B: Good afternoon.
B: Please sit down.
B: I’ll ask you a few questions for warm-up. What is your name?
My name is ….
B: Where do you live?
I live in Meguro.
B: How did you come here today?
Ah, by subway.
B: Did you have to change trains? Where did you transfer?
Yes, at Kasumigaseki.
B: How long did it take?
About 40 minutes.
B: That’s not bad.
A: Are you originally from Tokyo?
No, I’m originally from Shizuoka Prefecture. It’s to the south of Tokyo. About a 2-hour drive.
A: I don’t know anything about Japan. I’m new here. （たいへんカジュアルに言う。）
The main reason would be space. Japanese houses are not spacious. I think your friend must have been hesitant to show you around and have dinner in the cramped situation.
A: But I think his house is big. Are there any other reasons?
B: Just in general, Japanese tend to go overboard preparing for guests. What to serve for dinner, how to set up decorations...（ジェスチャーをする。） to every detail, they want to do their best.
A: I see. We had blowfish that night. What do you call it?
Fugu. It’s special food. Some people really love it.
A: I was afraid of the poison it might have. Anyway, I don’t care for raw fish. Could you recommend any Japanese food?

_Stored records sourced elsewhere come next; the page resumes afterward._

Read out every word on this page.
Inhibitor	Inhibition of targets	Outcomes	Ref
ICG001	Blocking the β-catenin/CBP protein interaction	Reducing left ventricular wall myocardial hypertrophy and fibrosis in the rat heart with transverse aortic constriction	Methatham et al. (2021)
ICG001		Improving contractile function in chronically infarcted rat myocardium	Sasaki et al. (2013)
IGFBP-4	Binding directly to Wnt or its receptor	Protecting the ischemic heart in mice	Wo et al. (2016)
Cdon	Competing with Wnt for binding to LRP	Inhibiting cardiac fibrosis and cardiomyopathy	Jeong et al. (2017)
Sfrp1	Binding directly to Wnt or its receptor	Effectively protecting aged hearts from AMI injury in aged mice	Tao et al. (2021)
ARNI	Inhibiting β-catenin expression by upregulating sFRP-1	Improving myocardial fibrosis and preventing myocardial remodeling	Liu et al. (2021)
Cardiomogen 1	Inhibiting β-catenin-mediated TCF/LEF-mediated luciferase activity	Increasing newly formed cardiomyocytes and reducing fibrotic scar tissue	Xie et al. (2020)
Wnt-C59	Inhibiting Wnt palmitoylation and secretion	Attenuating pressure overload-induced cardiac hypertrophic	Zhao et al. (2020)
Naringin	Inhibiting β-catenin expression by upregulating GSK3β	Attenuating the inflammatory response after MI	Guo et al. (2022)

Now it’s almost December（窓の外の季節を見ながら） and is cooling down, so how about nabe, or a one-pot dish? It’s a popular winter-time food. Probably as a very typical example, you could try sukiyaki. It’s a dish of thinly sliced beef, onions, shiitake mushrooms, and tofu all cooked together in a pan at the table. It gets you warm. Ah, you get warm. Everybody sits around the pot （身振り手振りでなべと人々を示す。）and shares the food from one hot pot. It gives us a nice, cozy feeling.
A: Isn’t it dangerous to cook at the table?
A & B: Oh, is it dangerous? （Bの人も笑っていっしょに聞き返す。）
I mean, no, it’s not dangerous.（あわてて訂正。） The restaurants which serve this type of dish always have safe equipment. And it’s easy to operate. You can operate it.
A: Do we cook by ourselves?
Oh, yes. It’s very easy. And cooking is part of the fun.
A: I’m also interested in current events. I heard about the chicken in China and the terrible bird flu.
We had a couple of cases in Saitama Prefecture. It’s up north. But other than that, fortunately we haven’t had bad cases of avian flu. And the government has started stocking up medicine so that we can get vaccination.
B: Right. Let’s hope the flu won’t spread. Now, it’s over. Thank you.
A: Thank you. （無意識に、日本人独特の軽い会釈をしながらあいさつ。 あっという間で、難しい質問はなく、やりとりは試験というより日常のおしゃべりのようだった。）